Trois après la déclaration de l’épidémie d’Ebola en RDC, les autorités sanitaires misent sur des nouvelles orientations pour les six prochains mois dans la lutte contre le virus. Il s’agit entre autres de la vaccination et l’intensification de l’approche communautaire. C’est ce qu’a annoncé, le DG de l’Institut National de Santé Publique (INSP), Dr Dieudonné Muamba, ce samedi 22 août, au cours d’une conférence de presse, centré sur l’évolution de l’épidémie et les actions de riposte.
Face à une épidémie encore active, le Directeur Général de l’INSP, Dr Dieudonné Muamba, a indiqué qu’avec la première réception de 20 750 doses de vaccins, la vaccination devra débuter sous peu. « Elle se fera en ceinture c’est-à-dire, on commencera autour des zones proches de l’épicentre pour enfin atteindre l’épicentre » a fait savoir le DG de l’INSP.
En effet, les autorités envisagent l’utilisation du vaccin Ervebo, dont l’efficacité est établie contre la souche Zaïre. Selon l’orateur l’hypothèse d’une immunité croisée pourrait permettre d’espérer une certaine efficacité contre la souche Bundibugyo. Toutefois, des essais cliniques sont toujours en cours pour développer un vaccin spécifiquement adapté à cette souche.
L’INSP mise également sur une approche communautaire plus intense. Elle est destinée à obtenir une meilleure collaboration des populations dans la détection des cas, le suivi des contacts et l’isolement des malades. « Nous allons travailler directement avec les chefs des villages et leurs notables. Cette nouvelle approche va nous permettre d’aller au-delà des interventions limitées aux zones de santé pour ainsi renforcer la mobilisation au niveau des villages », a expliqué le numéro un de l’INSP.

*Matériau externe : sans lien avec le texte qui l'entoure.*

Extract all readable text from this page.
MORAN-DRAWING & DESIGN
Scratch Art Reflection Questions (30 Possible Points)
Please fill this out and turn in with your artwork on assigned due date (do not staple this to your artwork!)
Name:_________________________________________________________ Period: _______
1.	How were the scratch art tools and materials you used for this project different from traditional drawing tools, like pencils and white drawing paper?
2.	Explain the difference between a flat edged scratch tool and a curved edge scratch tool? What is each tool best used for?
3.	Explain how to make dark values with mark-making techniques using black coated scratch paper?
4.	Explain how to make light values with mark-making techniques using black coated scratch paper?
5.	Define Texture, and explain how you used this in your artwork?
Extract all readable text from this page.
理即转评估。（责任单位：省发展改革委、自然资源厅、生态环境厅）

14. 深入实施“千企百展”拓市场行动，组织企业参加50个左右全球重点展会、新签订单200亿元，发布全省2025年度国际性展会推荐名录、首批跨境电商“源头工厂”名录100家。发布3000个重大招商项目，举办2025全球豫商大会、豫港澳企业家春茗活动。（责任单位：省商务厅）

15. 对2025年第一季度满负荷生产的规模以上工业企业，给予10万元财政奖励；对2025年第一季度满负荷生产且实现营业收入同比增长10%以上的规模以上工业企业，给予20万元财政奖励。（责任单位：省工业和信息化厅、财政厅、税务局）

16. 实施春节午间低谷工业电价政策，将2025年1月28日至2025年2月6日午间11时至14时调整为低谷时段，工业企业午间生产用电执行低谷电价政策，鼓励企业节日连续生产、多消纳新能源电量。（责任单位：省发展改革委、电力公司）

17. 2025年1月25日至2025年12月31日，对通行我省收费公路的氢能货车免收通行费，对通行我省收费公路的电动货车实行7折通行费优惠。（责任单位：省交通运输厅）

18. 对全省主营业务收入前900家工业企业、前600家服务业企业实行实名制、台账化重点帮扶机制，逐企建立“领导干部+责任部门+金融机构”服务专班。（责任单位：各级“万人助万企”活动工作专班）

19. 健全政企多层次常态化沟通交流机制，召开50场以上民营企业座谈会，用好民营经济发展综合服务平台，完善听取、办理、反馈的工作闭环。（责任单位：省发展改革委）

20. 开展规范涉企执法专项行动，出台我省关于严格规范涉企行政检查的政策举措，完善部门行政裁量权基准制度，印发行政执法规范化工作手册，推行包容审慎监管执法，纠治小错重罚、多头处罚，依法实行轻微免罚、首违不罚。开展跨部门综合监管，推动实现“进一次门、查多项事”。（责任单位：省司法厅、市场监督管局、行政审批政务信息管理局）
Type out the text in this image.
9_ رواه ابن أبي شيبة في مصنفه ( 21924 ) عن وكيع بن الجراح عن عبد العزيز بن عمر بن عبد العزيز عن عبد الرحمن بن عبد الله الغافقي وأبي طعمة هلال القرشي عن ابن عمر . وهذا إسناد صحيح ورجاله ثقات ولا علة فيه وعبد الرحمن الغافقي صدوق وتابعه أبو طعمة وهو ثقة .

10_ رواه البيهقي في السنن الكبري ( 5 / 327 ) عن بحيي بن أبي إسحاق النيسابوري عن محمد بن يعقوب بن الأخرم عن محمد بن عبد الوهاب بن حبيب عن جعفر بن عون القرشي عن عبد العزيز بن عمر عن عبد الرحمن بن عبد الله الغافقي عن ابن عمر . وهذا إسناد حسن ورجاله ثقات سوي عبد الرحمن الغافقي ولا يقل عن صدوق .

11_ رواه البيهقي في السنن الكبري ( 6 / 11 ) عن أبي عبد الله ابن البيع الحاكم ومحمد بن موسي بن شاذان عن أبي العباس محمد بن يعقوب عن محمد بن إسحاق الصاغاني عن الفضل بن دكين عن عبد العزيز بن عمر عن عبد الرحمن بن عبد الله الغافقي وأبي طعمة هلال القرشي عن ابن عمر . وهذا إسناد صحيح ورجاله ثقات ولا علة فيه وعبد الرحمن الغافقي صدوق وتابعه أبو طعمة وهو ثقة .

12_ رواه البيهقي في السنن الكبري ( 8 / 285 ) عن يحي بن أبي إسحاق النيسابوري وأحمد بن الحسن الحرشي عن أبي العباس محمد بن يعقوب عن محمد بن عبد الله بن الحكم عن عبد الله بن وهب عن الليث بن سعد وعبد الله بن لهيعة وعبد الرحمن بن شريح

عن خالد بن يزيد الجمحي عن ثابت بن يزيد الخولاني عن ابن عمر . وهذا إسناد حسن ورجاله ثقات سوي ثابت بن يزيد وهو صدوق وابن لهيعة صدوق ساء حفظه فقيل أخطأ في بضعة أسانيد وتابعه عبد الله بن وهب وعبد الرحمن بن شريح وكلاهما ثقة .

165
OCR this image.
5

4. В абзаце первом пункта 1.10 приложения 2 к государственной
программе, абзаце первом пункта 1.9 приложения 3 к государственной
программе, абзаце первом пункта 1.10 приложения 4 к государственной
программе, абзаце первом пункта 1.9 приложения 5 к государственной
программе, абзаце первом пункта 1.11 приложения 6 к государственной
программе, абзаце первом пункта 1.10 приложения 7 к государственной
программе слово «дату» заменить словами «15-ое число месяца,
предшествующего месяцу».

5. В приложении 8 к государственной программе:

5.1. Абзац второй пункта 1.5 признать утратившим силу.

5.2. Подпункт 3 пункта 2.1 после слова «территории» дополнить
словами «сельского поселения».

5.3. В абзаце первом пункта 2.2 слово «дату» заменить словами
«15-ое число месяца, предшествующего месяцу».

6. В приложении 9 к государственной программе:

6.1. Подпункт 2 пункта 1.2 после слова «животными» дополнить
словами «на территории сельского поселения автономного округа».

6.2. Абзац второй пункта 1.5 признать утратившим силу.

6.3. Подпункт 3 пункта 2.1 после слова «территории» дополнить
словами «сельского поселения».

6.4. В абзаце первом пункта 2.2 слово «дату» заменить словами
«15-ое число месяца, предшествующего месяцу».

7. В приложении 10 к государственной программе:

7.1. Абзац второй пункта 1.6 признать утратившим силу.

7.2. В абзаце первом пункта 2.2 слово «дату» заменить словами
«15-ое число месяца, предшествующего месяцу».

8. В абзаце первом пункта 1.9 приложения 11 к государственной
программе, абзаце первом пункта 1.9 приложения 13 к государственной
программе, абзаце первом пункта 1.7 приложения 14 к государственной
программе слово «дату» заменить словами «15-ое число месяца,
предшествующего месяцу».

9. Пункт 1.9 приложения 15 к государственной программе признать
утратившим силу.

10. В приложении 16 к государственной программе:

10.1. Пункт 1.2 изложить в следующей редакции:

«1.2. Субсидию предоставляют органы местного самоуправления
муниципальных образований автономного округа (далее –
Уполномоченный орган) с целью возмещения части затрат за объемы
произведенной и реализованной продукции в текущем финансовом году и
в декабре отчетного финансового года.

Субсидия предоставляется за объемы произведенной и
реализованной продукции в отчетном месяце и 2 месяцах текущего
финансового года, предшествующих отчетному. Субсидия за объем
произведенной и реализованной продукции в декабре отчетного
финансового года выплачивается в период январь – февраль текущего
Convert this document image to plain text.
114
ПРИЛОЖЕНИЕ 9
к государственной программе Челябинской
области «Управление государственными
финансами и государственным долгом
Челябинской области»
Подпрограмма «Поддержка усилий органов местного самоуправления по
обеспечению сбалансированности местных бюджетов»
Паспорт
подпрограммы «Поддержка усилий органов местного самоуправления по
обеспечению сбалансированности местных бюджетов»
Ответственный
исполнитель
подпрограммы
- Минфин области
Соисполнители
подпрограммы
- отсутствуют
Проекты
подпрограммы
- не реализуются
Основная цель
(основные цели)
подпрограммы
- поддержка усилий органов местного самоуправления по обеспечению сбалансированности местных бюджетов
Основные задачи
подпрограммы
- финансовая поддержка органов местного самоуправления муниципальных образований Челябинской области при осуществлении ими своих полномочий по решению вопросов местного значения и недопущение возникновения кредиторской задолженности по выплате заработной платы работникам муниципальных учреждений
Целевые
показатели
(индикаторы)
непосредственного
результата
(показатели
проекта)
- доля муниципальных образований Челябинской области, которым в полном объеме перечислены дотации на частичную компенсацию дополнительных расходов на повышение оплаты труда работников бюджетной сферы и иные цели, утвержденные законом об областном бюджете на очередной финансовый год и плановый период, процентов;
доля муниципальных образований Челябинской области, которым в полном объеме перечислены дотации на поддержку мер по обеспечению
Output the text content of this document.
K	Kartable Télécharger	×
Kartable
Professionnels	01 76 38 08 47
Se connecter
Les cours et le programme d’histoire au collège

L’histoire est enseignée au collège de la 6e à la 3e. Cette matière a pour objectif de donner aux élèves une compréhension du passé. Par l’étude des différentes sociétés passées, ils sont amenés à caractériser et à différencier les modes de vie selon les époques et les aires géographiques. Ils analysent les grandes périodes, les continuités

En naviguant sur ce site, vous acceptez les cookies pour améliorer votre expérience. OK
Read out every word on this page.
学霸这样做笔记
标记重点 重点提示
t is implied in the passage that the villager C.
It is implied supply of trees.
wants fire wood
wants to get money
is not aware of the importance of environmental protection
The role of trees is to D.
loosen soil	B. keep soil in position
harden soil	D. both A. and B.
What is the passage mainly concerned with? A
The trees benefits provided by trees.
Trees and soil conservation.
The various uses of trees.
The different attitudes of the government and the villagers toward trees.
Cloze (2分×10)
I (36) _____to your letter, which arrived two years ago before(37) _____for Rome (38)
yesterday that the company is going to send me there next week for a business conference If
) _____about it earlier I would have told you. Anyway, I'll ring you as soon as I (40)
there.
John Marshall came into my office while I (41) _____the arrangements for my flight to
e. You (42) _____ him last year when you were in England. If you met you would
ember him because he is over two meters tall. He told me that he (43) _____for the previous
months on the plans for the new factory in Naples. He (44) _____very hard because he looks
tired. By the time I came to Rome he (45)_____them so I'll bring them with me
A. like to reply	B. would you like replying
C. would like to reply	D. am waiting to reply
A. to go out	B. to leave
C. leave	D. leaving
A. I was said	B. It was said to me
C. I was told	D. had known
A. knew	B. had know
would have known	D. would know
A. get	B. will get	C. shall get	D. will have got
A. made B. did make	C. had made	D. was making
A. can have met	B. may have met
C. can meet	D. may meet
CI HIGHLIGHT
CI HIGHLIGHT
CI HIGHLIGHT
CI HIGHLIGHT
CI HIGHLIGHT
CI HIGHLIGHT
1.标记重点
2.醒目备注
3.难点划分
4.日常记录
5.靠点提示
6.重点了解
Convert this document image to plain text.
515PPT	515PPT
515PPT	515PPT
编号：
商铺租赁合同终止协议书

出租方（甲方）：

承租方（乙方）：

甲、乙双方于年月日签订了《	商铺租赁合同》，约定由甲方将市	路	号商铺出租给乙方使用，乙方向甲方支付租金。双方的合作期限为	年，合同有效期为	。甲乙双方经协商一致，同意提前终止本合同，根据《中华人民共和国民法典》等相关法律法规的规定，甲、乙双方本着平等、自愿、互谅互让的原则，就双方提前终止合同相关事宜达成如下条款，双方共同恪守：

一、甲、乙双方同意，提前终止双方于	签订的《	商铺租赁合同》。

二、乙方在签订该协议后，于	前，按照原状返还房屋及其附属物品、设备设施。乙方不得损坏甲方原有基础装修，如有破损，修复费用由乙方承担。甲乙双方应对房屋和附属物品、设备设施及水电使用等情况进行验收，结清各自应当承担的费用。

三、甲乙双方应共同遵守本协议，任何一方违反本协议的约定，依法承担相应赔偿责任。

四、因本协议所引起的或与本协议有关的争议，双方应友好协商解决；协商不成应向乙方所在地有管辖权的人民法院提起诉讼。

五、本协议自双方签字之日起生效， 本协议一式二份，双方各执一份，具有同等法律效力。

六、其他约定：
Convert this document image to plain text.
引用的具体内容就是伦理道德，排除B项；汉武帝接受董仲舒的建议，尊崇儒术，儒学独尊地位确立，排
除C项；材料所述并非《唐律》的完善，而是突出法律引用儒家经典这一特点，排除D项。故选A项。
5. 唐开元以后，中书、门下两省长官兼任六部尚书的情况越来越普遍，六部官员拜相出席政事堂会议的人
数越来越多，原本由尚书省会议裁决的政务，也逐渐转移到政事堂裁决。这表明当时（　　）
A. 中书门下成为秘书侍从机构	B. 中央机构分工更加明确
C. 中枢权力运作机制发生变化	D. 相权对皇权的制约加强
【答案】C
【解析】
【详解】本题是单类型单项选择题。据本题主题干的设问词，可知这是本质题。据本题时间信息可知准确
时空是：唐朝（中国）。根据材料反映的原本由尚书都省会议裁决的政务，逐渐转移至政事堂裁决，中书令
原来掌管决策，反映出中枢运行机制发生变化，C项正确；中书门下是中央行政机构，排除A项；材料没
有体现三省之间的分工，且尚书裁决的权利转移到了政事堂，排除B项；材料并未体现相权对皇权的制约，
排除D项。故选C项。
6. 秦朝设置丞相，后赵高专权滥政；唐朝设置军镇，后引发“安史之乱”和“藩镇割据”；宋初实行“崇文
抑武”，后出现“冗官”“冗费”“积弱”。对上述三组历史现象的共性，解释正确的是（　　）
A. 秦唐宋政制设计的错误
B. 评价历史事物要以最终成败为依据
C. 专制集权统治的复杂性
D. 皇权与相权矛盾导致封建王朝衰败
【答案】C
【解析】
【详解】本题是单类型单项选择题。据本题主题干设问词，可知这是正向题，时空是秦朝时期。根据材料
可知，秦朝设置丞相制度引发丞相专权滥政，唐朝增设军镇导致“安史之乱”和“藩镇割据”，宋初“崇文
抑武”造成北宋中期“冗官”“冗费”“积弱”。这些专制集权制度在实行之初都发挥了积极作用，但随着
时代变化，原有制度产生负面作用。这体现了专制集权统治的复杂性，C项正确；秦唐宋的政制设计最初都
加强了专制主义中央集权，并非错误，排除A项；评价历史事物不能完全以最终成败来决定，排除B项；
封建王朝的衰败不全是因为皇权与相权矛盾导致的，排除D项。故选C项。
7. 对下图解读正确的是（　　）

Facteurs de transmission mouvement des populations
Déclarée le 15 mai 2026, cette 17ᵉ épidémie, causée par la souche Bundibugyo du virus Ebola, totalisait au 20 août 5 300 cas confirmés, dont 2 557 décès, soit un taux de létalité de 47,6 %. Les autorités sanitaires enregistrent également 1 167 guérisons, tandis que 737 patients sont encore pris en charge dans les Centres de traitement Ebola (CTE). Le suivi des contacts atteint désormais 85 %, un indicateur jugé essentiel pour interrompre la chaîne de transmission.
L’épidémie touche actuellement six provinces, avec l’Ituri qui demeure l’épicentre. Cette province concentre à elle seule environ 85 % des cas confirmés, devant notamment le Nord-Kivu, le Sud-Kivu, la Tshopo, le Haut-Uélé et le Bas-Uélé. Elle reste l’épicentre de cette épidémie.
Pour l’INSP, les principaux moteurs de la propagation sont les mouvements de populations, particulièrement dans les zones minières où convergent des travailleurs venus de plusieurs provinces. Beaucoup regagnent leur région d’origine dès les premiers symptômes, souvent assimilés à un simple paludisme ou à une fièvre typhoïde.
Plusieurs piliers engagés dans la riposte
Depuis le début de l’épidémie, les capacités de diagnostic ont été considérablement renforcées. Alors qu’un seul laboratoire était initialement disponible, la réponse dispose désormais de plus de 21 laboratoires répartis dans les zones affectées.
Cette décentralisation vise à rapprocher le diagnostic des communautés et à réduire les délais de confirmation des cas. D’autres laboratoires mobiles devraient également être déployés afin de renforcer davantage cette capacité.
La prise en charge s’appuie, de son côté, sur près d’une quarantaine de centres de traitement, dont certains sont en construction ou en extension. L’objectif est notamment d’accroître les capacités d’isolement et de prise en charge des patients encore présents dans les communautés.
Le responsable de l’INSP a rappelé que plusieurs piliers sont engagés dans la riposte. Il s’agit notamment de la surveillance épidémiologique, du laboratoire, de la prise en charge médicale, nutritionnelle et psychosociale, ainsi que de la communication sur les risques et de l’engagement communautaire.